Eliminating Sexual Assault from Ranks
“Preventing sexual assault is our moral duty,” Defense
Secretary James N. Mattis wrote in an agencywide memo for Sexual Assault
Awareness and Prevention Month. “By its nature, sexual assault is one of the
most destructive factors in building a mission-focused military.”
Self-discipline, alert noncommissioned officers and attuned
chains of command are essential in setting standards to strengthen military
readiness to fight well and increase the ability to recruit and retain the best
people, he wrote.
“While casualties on the battlefield are understood to be
consistent with our military duties, I accept no casualties due to sexual
assault within our ranks,” he said. “Military leaders are to be zealous in
carrying out in loco parentis responsibilities and ridding our ranks of such
illegal, abhorrent behavior.”
The department encourages reporting of sexual assaults so
the service member victims can be connected with restorative care and the
perpetrators can be held responsible, Navy Rear Adm. Ann M. Burkhardt, the
director of the Defense Department’s Sexual Assault Prevention and Response
Office, told reporters.
"Every sexual assault in the military is a failure to
protect the men and women who have entrusted us with their lives,” she said.
"We will not rest until we eliminate this crime from our ranks."
Of the 5,864 service member victims for fiscal 2017, about
10 percent made a report for incidents that occurred to them before entering
military service, according to the report.
The report says 5,277 service members made a report of
sexual assault for an incident that occurred during military service, an
increase of 10 percent from the 4,794 reports from service members received in
fiscal 2016.
Burkhardt pointed out in fiscal 2018, the department will
survey the active duty force to update its estimates of the past-year
prevalence of sexual assault and sexual harassment. The prevalence figures will
be compared to the figures released today to get the full picture of sexual
assault in the military, she explained.
The department will do more to prevent assaults and protect
victims, she said.
“We’ll be redoubling our efforts to advance prevention
initiatives that create a military free from sexual assault,” she said. “The
department will also further actions to prevent and protect service members
from retaliation and encourage greater reporting from male service
members."
More Victims Coming Forward
In the 5,277 service member reports, 4,193 were from women,
an increase of 13 percent, while 1,084 were from men, no change from fiscal
2016, according to Nathan W. Galbreath, deputy director of the Sexual Assault
Prevention and Response Office.
However, the prevalence numbers are needed to put today’s
figures in context, he said.
"We’re seeing a bigger slice of the problems -- in
other words, more people coming forward to participate in the justice system to
get the help that they need and to give us a chance to hold offenders
appropriately accountable," he said.
Last year’s survey of active duty members found that the
estimated past-year prevalence rate of sexual assault decreased to the lowest levels
on record since the department began measuring prevalence rates in 2006, he
pointed out.
Reporting of sexual assault also increased in 2016, he said,
with increased reporting due to a decade of progress in victim support,
military justice and prevention work.
Holding Perpetrators Responsible
In fiscal year 2017, 4,779 subject case dispositions were
reported to the department. Those case depositions from DoD investigations
included service members, U.S. civilians, foreign nationals and cases where the
offender could not be identified.
Twenty-five percent, or 1,212, of the 4,779 case
dispositions were outside DoD legal authority or involved service member
subjects who were prosecuted by civilian or foreign authorities.

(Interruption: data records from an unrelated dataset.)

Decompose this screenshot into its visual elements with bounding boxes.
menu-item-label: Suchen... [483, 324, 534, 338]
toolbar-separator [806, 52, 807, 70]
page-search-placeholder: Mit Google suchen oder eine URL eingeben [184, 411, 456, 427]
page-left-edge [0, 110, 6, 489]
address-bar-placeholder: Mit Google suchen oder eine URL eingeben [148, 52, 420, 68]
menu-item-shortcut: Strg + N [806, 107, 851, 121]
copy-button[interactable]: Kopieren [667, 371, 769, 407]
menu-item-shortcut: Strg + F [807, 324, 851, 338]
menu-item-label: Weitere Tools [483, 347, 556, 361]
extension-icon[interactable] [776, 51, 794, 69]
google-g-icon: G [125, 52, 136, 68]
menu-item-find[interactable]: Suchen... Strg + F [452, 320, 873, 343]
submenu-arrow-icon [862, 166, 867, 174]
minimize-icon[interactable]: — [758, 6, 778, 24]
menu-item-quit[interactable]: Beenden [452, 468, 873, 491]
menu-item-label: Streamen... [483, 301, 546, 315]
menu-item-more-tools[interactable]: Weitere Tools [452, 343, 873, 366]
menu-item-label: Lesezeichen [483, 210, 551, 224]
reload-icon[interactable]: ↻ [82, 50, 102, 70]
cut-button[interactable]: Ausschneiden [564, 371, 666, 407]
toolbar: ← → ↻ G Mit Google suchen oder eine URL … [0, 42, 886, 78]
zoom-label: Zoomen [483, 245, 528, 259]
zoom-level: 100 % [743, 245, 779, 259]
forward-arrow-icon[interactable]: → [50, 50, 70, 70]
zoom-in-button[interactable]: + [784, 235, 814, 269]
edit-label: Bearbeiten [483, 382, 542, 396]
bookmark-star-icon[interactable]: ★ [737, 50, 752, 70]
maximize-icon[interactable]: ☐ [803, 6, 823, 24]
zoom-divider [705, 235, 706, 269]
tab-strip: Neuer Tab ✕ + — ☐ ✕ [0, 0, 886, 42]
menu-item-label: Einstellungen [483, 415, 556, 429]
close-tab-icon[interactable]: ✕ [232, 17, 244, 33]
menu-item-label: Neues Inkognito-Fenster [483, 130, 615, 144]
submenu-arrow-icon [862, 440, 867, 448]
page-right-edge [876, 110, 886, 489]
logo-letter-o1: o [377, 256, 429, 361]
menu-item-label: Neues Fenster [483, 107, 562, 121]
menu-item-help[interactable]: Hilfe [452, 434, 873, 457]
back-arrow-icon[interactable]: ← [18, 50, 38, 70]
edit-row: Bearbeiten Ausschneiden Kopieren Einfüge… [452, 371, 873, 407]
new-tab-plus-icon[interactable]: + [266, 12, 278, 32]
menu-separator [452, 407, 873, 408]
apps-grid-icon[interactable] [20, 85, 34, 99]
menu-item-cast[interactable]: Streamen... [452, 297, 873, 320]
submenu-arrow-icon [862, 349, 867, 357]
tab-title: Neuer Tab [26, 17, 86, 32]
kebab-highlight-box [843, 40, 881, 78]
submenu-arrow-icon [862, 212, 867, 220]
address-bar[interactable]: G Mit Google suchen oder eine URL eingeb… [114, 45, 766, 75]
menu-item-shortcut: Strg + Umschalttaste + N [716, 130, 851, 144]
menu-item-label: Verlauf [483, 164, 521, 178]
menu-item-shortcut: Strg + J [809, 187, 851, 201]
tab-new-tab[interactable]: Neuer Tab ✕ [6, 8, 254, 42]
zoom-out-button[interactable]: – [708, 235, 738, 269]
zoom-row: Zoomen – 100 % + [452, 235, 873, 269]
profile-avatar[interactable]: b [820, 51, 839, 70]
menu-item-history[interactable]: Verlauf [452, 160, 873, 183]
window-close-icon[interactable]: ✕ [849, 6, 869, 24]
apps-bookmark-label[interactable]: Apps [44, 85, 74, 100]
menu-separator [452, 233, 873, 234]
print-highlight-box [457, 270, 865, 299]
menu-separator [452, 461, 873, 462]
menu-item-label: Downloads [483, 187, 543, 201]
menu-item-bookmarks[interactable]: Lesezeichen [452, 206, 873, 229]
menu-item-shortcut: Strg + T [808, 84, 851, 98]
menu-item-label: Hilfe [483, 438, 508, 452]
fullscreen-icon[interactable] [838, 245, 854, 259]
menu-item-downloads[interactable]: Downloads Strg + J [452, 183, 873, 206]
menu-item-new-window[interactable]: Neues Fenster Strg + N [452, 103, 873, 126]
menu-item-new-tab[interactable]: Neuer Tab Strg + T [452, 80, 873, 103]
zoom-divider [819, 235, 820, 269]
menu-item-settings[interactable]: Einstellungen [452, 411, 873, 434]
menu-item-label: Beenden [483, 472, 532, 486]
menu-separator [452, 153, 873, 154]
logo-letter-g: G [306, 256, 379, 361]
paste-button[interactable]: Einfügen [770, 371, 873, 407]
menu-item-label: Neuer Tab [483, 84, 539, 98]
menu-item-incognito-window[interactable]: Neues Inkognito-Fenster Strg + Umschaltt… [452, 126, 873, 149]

In fiscal 2017, 3,567 cases investigated for sexual assault
involved service members whom DoD could consider for possible action. DoD
authorities had sufficient evidence to take some kind of disciplinary action in
2,218 of those 3,567 cases.
Out of those 2,218 cases, 1,446 received action on a sexual
assault charge, including having court-martial charges preferred; 772 received
action on some other form of misconduct, such as nonjudicial punishment,
administrative discharge or other adverse administrative action.